Berselang dua hari setelah Camat dan unsur Tripika melakukan sidak ke lokasi penambangan, sejumlah warga Molamahu bergerak memasuki areal tambang tanpa izin itu. Rupanya, tak ada lagi aktivitas di sekitar lokasi. Yang tersisa hanyalah hamparan tanah penuh luka cabik. Sepertinya para pemburu harta karun itu telah menjauh. Entah lari atau sekadar bersembunyi. Warga segera mengeksekusi tenda-tenda yang masih berdiri tegak tanpa terpal. Bagai dikomando, mereka layaknya Satpol PP yang menertibkan lapak-lapak tak berijin. Tak ketinggalan alat penapis tanah yang terbuat dari rangka kayu, ikut dibakar warga. Warga juga menemukan sejumlah jerigen besar berisi solar yang sengaja ditimbun dalam tanah. Sebagian warga menelusuri jejak eskapator dan akhirnya menemukan dua buah cangkul raksasa itu terparkir di kebun warga. Belum diketahui, apakah para penambang tanpa ijin itu benar-benar pergi, atau menunggu kondisi tenang lalu kembali beraksi? Jika benar mereka akan kembali, sebegitu beranikah mereka dibandingkan kaum penjajah Belanda yang pada akhirnya angkat kaki dari wilayah pencabut nyawa itu? Berikut kisah penguasa kolonial yang berupaya mencerabut bongkahan emas dan berakhir dengan kematian yang mengenaskan, sebagaimana dituturkan para tetua kampung kepada penulis 20 tahun silam.
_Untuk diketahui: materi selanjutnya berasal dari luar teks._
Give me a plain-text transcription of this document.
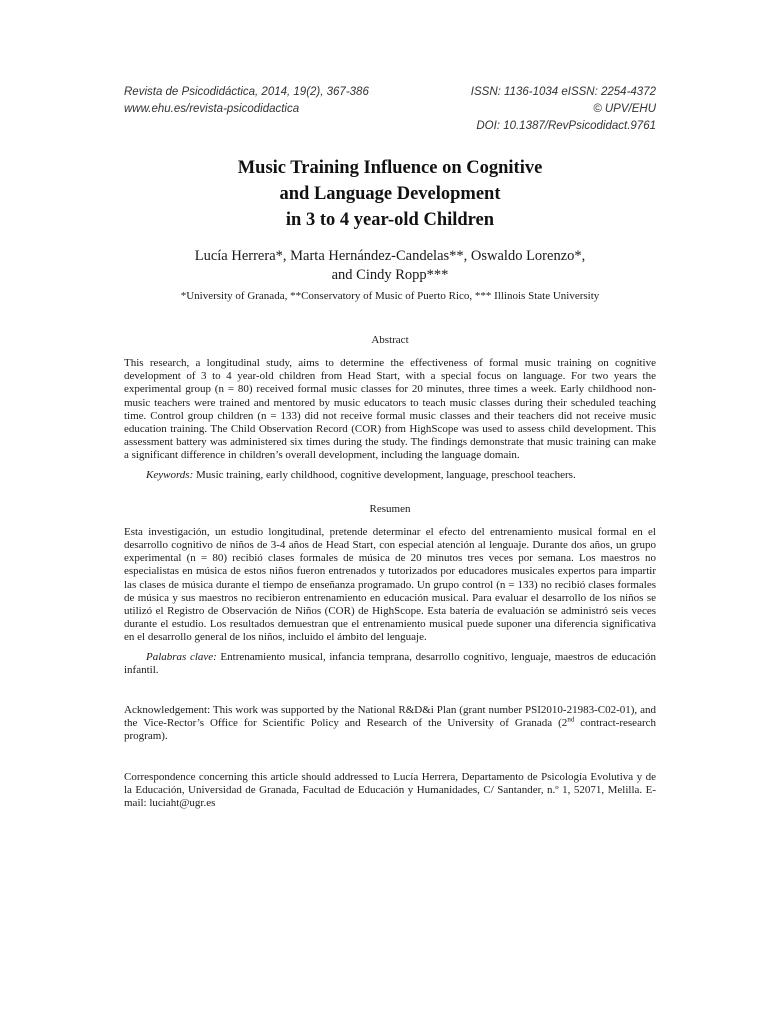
Revista de Psicodidáctica, 2014, 19(2), 367-386
www.ehu.es/revista-psicodidactica
ISSN: 1136-1034 eISSN: 2254-4372
© UPV/EHU
DOI: 10.1387/RevPsicodidact.9761
Music Training Influence on Cognitive
and Language Development
in 3 to 4 year-old Children
Lucía Herrera*, Marta Hernández-Candelas**, Oswaldo Lorenzo*,
and Cindy Ropp***
*University of Granada, **Conservatory of Music of Puerto Rico, *** Illinois State University
Abstract
This research, a longitudinal study, aims to determine the effectiveness of formal music training on cognitive development of 3 to 4 year-old children from Head Start, with a special focus on language. For two years the experimental group (n = 80) received formal music classes for 20 minutes, three times a week. Early childhood non-music teachers were trained and mentored by music educators to teach music classes during their scheduled teaching time. Control group children (n = 133) did not receive formal music classes and their teachers did not receive music education training. The Child Observation Record (COR) from HighScope was used to assess child development. This assessment battery was administered six times during the study. The findings demonstrate that music training can make a significant difference in children’s overall development, including the language domain.
Keywords: Music training, early childhood, cognitive development, language, preschool teachers.
Resumen
Esta investigación, un estudio longitudinal, pretende determinar el efecto del entrenamiento musical formal en el desarrollo cognitivo de niños de 3-4 años de Head Start, con especial atención al lenguaje. Durante dos años, un grupo experimental (n = 80) recibió clases formales de música de 20 minutos tres veces por semana. Los maestros no especialistas en música de estos niños fueron entrenados y tutorizados por educadores musicales expertos para impartir las clases de música durante el tiempo de enseñanza programado. Un grupo control (n = 133) no recibió clases formales de música y sus maestros no recibieron entrenamiento en educación musical. Para evaluar el desarrollo de los niños se utilizó el Registro de Observación de Niños (COR) de HighScope. Esta batería de evaluación se administró seis veces durante el estudio. Los resultados demuestran que el entrenamiento musical puede suponer una diferencia significativa en el desarrollo general de los niños, incluido el ámbito del lenguaje.
Palabras clave: Entrenamiento musical, infancia temprana, desarrollo cognitivo, lenguaje, maestros de educación infantil.
Acknowledgement: This work was supported by the National R&D&i Plan (grant number PSI2010-21983-C02-01), and the Vice-Rector’s Office for Scientific Policy and Research of the University of Granada (2nd contract-research program).
Correspondence concerning this article should addressed to Lucía Herrera, Departamento de Psicología Evolutiva y de la Educación, Universidad de Granada, Facultad de Educación y Humanidades, C/ Santander, n.º 1, 52071, Melilla. E-mail: luciaht@ugr.es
Ketika Belanda Memburu Emas Molalahu
Dalam beberapa bagian, kisah ini tentu sulit diuji secara historis, namun narasi tersebut hidup dan terus diwariskan dalam ingatan kolektif masyarakat Molalahu. Meskipun Lembah Tupalo (Molalahu Mulolo) merupakan kawasan yang terpencil dan tersembunyi, kaum penjajah Belanda akhirnya sampai juga ke wilayah ini. Mereka bahkan menjangkau wilayah yang lebih jauh hingga Huludu Ayu Molingo, atau puncak perbukitan kayu manis, yang kisahnya akan diceritakan tersendiri. Konon, kawasan ini menarik perhatian kaum penjajah karena diyakini menyimpan kandungan emas yang tak terbayangkan besarnya, apatahlagi nilainya. Menurut penuturan orang-orang tua dahulu, emas yang memancarkan sinar keemasan di sungai lembah Tupalo tak dapat dijamah apalagi dimiliki manusia. Siapa yang coba-coba mengusik, pasti tidak akan selamat. Demikianlah keyakinan yang hidup di tengah masyarakat dan masih sanggup merindingkan bulu kuduk hingga hari ini.